Visual Studio Code now has a source control providers section that provides an overview of multiple active repositories, which can be fed by multiple SCM providers. Git repositories, for example, could be maintained side-by-side with Microsoft Team Foundation Server workspaces. Users can leverage Ctrl+click or Shift-click capabilities to select multiple repositories, which appear as split views.
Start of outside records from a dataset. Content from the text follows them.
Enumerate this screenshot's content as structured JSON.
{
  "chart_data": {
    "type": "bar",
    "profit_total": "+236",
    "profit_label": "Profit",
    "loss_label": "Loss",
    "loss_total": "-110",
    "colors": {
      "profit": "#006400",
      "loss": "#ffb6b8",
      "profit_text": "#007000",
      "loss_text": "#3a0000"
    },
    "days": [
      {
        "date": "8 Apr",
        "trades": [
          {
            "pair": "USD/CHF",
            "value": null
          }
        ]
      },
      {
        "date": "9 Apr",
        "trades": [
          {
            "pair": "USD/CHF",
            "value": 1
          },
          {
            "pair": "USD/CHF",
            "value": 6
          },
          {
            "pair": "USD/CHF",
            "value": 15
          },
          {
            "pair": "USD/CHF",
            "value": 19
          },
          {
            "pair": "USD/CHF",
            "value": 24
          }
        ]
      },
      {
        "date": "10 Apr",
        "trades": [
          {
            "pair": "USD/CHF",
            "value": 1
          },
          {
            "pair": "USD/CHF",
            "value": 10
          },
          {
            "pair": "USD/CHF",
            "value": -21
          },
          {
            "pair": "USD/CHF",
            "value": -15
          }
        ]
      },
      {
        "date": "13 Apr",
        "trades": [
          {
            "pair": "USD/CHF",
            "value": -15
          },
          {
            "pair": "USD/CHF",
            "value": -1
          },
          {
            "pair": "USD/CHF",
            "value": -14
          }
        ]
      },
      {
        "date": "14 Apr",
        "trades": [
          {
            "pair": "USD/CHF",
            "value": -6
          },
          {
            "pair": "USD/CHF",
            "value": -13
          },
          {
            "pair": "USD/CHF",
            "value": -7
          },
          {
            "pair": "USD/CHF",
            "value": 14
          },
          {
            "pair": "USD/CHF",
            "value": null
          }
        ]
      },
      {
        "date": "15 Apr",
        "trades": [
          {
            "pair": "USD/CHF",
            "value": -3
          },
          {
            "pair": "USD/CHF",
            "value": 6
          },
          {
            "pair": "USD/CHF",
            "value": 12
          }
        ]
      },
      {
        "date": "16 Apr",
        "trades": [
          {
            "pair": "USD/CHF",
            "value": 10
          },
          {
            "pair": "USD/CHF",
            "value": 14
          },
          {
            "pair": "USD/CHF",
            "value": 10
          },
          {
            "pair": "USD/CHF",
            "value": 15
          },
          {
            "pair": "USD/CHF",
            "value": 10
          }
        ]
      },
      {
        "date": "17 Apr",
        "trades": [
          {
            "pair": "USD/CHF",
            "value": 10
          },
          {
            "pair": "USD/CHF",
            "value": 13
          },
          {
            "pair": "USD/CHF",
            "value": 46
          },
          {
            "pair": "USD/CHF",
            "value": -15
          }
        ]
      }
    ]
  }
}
For Mac users, Visual Studio Code 1.17 adds support for showing actions in the MacOS Touch Bar. Actions have been added to navigate in editor history and to control the debugger. Also, extensions can be used to add commands to the Touch Bar via the touchBar menu identifier. Native window tabs support has been added for MacOS Sierra as well.

Finally, Visual Studio Code now offers new online documentation for Java developers. Java debugging recently was added to Visual Code via an extension.